Only a few months earlier the Spanish and the Dutch had lit up Euro 2008 with Spain breaking their long sequence of competition washouts by capturing the cup. Holland made waves with a brand of scintillating football that simply proved too much for the waning representatives of both Italy and France. While Spain soared the Dutch crashed and burned against Russia and were doomed to remain in the international wilderness; a place to which, like their World Cup adversaries, they had become accustomed.
A new generation| Vicente Del Bosque and Bert van Marwijk are breaking new ground
European Championship wins in 1964 and 1988, respectively, had been aberrations, of sorts, in both of these teams' tradition of failure and disappointment. The football world had become well acquainted with the tournament form of Spain and The Netherlands; bring a team of great players, conjure praise for standout displays and ultimately come up short. The run had gone on long enough for the Spanish and they showed the cojones to go all the way two years ago.
And now they are on the precipice of a new frontier. A first World Cup final. They have overcome one of this competition's best teams, Germany, to make it this far and are fulfilling their promise as one of the bookmakers' tips for the title. They have not always played with their usual delicate panache, perhaps leaning on the individual class of Villa more than they would have liked, but they are nonetheless in form after finally bringing their 'A-game' to the World Cup against Die Elf.

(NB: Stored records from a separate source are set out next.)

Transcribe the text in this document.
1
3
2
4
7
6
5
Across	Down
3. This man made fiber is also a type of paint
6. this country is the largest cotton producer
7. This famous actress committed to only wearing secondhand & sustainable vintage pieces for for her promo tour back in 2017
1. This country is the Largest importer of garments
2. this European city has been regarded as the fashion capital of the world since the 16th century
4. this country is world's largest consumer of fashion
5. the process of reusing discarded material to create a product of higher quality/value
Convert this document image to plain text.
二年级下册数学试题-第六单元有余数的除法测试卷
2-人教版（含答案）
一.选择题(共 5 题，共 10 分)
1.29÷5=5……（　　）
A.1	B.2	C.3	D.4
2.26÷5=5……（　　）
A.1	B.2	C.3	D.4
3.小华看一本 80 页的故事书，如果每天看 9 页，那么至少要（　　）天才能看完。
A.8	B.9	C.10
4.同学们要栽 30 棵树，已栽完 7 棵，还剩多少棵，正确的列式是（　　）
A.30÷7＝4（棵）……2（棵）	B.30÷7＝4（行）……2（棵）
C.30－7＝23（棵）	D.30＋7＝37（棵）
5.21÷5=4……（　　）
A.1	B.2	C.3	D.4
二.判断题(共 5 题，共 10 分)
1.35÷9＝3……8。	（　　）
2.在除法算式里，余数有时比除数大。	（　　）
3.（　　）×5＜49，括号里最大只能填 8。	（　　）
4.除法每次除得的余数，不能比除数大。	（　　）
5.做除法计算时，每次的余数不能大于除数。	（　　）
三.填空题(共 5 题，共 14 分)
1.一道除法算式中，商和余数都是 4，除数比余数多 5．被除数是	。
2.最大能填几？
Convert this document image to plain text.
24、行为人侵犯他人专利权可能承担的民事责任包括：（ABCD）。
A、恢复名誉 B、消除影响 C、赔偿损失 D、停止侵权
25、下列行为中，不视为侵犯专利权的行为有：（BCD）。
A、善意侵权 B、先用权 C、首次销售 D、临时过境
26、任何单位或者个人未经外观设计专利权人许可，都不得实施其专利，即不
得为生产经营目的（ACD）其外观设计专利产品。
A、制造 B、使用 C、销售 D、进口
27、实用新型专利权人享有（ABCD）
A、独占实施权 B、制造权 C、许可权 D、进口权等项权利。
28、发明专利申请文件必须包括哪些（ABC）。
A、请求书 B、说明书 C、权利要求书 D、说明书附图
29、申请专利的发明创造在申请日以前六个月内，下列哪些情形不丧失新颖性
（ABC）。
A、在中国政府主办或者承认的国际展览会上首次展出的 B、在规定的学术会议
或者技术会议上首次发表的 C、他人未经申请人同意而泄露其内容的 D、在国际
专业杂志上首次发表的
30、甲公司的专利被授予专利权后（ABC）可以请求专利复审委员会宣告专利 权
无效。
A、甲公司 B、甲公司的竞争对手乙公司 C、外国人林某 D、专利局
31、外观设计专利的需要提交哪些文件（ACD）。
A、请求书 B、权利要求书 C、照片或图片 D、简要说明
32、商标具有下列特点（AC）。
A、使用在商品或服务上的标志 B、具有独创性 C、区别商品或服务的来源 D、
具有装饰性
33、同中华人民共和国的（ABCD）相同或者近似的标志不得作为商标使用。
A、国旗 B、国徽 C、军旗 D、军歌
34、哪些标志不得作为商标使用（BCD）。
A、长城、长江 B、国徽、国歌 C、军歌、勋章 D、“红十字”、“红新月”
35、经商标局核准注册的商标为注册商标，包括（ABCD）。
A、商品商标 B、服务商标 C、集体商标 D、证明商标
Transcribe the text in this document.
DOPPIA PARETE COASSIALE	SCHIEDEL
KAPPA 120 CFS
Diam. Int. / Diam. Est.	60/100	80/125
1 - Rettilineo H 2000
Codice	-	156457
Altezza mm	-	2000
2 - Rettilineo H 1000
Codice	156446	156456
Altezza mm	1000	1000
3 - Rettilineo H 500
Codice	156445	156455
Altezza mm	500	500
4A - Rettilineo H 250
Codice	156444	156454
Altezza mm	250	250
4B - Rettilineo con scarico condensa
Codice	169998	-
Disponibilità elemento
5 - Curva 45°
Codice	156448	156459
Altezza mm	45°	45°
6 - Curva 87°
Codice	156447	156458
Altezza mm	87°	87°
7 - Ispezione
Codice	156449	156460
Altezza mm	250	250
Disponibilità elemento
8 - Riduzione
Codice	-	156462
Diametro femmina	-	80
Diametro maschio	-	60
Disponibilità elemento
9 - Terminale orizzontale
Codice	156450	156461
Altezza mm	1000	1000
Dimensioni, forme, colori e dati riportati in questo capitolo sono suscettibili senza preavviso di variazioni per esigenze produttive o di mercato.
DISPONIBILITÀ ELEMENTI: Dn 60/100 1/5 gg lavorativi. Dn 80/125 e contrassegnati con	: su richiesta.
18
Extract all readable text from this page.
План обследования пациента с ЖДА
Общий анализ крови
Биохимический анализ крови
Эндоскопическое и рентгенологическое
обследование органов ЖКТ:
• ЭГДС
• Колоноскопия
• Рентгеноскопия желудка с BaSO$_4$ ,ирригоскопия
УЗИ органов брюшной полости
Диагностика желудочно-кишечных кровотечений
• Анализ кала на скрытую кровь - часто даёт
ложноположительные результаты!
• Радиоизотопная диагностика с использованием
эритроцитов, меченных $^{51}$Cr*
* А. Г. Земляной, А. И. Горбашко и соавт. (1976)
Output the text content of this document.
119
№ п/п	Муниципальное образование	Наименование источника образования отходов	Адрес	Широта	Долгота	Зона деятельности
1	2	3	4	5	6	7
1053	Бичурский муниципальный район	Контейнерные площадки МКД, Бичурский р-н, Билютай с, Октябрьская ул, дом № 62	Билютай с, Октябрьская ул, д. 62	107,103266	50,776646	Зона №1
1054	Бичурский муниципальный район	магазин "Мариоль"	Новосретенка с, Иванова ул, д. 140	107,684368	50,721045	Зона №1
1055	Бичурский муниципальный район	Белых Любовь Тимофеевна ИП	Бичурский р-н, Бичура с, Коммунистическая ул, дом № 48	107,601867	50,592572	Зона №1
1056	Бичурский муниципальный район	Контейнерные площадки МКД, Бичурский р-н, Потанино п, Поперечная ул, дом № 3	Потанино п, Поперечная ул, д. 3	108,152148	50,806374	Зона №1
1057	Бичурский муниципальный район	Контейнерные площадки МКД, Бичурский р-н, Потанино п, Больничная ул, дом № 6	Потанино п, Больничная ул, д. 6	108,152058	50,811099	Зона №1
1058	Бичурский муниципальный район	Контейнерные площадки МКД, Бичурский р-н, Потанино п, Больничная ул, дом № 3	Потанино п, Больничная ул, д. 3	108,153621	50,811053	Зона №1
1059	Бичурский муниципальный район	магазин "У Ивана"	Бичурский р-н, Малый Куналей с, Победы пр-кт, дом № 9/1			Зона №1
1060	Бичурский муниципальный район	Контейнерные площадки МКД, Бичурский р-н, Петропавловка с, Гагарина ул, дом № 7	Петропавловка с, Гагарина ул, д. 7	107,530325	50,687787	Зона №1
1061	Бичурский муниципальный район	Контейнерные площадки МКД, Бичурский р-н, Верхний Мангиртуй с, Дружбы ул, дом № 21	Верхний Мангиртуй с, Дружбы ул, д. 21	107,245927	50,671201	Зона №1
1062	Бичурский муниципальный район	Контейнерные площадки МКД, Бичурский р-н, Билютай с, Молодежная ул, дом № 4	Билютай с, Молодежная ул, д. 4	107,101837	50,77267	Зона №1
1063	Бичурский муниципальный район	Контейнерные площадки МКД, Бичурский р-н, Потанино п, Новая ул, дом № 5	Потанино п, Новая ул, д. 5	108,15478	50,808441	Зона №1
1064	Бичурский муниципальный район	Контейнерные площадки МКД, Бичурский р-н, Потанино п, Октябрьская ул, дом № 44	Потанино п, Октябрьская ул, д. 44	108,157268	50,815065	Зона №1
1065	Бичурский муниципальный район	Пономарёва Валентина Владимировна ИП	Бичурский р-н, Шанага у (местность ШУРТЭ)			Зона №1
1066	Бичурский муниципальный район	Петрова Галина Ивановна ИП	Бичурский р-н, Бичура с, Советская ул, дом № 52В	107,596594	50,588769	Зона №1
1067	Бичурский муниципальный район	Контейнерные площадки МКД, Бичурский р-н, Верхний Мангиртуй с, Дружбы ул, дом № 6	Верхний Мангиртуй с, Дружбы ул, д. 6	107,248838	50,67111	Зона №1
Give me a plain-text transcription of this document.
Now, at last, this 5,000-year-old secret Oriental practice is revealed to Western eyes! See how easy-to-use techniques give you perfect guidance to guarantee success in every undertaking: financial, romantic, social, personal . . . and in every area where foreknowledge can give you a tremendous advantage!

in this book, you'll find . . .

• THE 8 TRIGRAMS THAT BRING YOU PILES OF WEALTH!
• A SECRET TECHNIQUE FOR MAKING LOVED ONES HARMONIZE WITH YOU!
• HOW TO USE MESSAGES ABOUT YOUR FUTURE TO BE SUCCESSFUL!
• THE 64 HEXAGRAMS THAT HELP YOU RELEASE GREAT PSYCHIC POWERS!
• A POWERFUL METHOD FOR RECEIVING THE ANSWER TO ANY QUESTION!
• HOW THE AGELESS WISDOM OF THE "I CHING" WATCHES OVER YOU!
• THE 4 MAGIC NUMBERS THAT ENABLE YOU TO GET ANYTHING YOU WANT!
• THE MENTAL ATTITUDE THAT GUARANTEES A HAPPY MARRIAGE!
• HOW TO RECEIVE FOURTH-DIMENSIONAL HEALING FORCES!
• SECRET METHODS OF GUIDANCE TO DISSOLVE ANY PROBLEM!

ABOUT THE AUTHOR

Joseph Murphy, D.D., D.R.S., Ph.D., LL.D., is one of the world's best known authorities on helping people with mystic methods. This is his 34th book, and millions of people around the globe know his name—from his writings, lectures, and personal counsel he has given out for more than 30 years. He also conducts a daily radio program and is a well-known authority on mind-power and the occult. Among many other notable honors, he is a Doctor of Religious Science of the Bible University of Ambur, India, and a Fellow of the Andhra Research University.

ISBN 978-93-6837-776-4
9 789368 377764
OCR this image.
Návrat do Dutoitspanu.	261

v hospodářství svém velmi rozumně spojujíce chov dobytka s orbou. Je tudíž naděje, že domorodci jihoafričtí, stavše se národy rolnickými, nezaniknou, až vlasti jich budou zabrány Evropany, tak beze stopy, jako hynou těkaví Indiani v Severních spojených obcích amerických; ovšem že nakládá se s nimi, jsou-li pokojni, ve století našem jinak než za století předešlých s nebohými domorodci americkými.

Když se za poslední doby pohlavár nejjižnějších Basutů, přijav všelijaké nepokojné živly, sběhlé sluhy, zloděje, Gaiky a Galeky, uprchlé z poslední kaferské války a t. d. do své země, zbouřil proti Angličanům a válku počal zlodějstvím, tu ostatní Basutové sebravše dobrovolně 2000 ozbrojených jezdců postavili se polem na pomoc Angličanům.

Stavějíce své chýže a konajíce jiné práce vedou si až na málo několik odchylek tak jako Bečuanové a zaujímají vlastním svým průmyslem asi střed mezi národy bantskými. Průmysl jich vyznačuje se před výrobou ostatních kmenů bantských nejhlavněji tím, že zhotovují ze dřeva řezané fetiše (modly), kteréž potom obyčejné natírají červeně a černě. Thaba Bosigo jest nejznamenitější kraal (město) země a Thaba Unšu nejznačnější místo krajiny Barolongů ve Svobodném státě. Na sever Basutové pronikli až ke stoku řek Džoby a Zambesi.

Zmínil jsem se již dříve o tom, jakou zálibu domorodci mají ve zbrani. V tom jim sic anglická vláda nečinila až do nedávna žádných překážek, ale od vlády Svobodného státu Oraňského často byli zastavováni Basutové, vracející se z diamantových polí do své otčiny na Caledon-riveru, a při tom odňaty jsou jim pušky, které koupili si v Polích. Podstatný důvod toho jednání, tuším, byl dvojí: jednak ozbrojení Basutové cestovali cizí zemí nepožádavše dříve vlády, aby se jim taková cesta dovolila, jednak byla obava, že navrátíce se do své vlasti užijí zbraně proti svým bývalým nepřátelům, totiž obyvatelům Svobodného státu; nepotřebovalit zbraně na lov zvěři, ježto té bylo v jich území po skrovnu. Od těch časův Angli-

The Dutch have been here before, twice, during their golden period, but were consigned to the silver medal spot on both occasions despite the Total Football they purveyed. This Dutch side, under Van Marwijk, is certainly more pragmatic than its predecessors but there is a commonality between the final of 1978, the last time Holland were here, and this one. It was the last time that two teams which had never won the World Cup lined up against each other in the game's ultimate showpiece event.
A new name, now as then, will be etched on the trophy; the only surprise is how long it has taken for Spain, for the first time, and The Netherlands, for a third time, to earn that right.
The final of 2010 is truly a watershed moment as the hegemony of international football's very own 'Big Four' has been disturbed. Argentina, Brazil, Germany and Italy had comprised at least one half of the participants for every single World Cup final until now. It's a run that stretches back all the way to 1930 and marks a new dawn for a new decade.
Holland eliminated Brazil in the quarter-final after coming from behind, their first win over the South Americans at a World Cup since 1974, while Spain's win over Germany was notable for the determination and self-belief in the performance.
Two of football's most patronized bridesmaids have finally caught the bouquet; now it's all about the race to the alter.